Estava sozinha em casa. Dividir o quê? Com quem? Ansiosamente pensei em telefonar. Não telefonei para ninguém, já sabia o que iria ouvir. Esta época foi bem difícil.

Meus amigos passavam dias e dias comigo, perscrutando minha rotina e somente muito tempo depois soube, por eles mesmos, que a investigação tinha a ver com a suspeita de uso de drogas. Alguns dos meus amigos tinham experiência com maconha e LSD e diziam que viam coisas, alucinações…

Eu tomava uma cerveja de vez em quando, mas este dia havia passado na praia, pescando. Pescava siri com as marisqueiras (mulheres que pescam mariscos) para vender para os restaurantes da Ilha. Assim podia me manter no meu autoexílio.  Quando sai da casa do meu Pai Nelito era o único lugar que poderia estar para digerir o conhecimento e sobreviver as experiências inusitadas, como esta que acabei de narrar.

Um amigo espiritual que me orientava nada esclarecia. Eu precisava descobrir tudo sozinha. Ele me dizia que as experiências eram minhas, intransferíveis, que não procurasse parâmetro e similaridade na experiência de outras pessoas. Parâmetros são traduções. Que não buscasse me traduzir por tradutores alheios ao que eu estava vivenciando. Era importante que eu encontrasse a minha tradução, o meu entendimento.

Vinte e sete anos se passaram desde então e minha memória volta ao dia de hoje. Cacha Pregos continua o mesmo lugar, a ponta da Ilha de Itaparica, uma colônia de pescadores com praias desertas, lindas. Um verdadeiro santuário da natureza. Mas eu estou muito diferente.

Hoje é dia 16 de setembro de 2014, estou aguardando um grupo de pessoas que virá de outros estados do Brasil, de outro país para fazer um trabalho comigo. Repetirei para elas o que ouvi do meu amigo espiritual:

Fique com a sua experiência, encontre o entendimento, compreenda o que e como as energias da natureza lhe acessam. Permita que o seu inconsciente se apresente para a sua consciência. Não busque em mim traduções para as suas vivencias porque, se assim o fizer, trairá a sua alma e encerrará a emancipação da sua consciência. Vou estar aqui, ao seu lado, amparando-te para o que der e vier.

Precisa ser assim, não podemos mais trocar o religare por religiões. Precisamos parar de depender do aval dos lideres religiosos.

Precisamos parar de ser reféns da interpretação, da tradução, dos diagnósticos para, com naturalidade, descobrir o quanto percebemos da realidade.

A lucidez se encontra assim, os tropeços e as dúvidas servem como bengala para nos erguermos quando tudo está forte demais.

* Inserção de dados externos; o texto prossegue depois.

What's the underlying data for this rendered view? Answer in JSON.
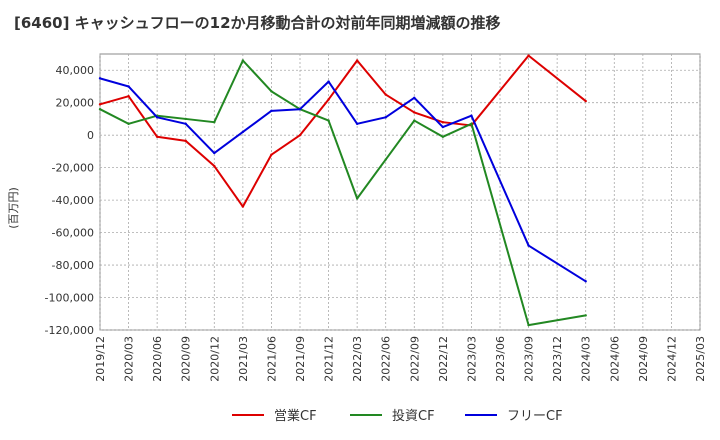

É assim que faço até os dias de hoje quando vivo uma experiência inusitada. Primeiro ela cala o meu fluxo. Se a dúvida me visita caminho por ela. A dúvida real é o porto seguro que comanda as nossas necessidades e capacidade de compreensão.

Na dúvida a pressa desaparece, ganha-se tempo porque se caminha mais devagar, mas cada passo é real. A dúvida não busca a verdade dos outros, a dúvida sequer busca a verdade, a dúvida verdadeira nos conduz para a realidade.

A realidade é um braço de mar nos oceanos das verdades e, neste braço de mar, assenhoreamo-nos das águas pelo íntimo contato, pelo abraço cósmico que culmina no encontro entre um pequeno ser e uma infinita explanação de verdades.

O pequeno ser se sente abraçado, acolhido e é o mais importante, neste momento, não ser abraçado; é abraçar, é sentir as mãos abrigando a realidade. Esta sensação confirma a veracidade do que estamos vivendo, aprendendo e encontrando e, assim, a consciência se amplia.

Um braço de mar em cada experiência. Se trouxermos dali um grão de areia, todo o conhecimento cósmico estará inserido neste grão.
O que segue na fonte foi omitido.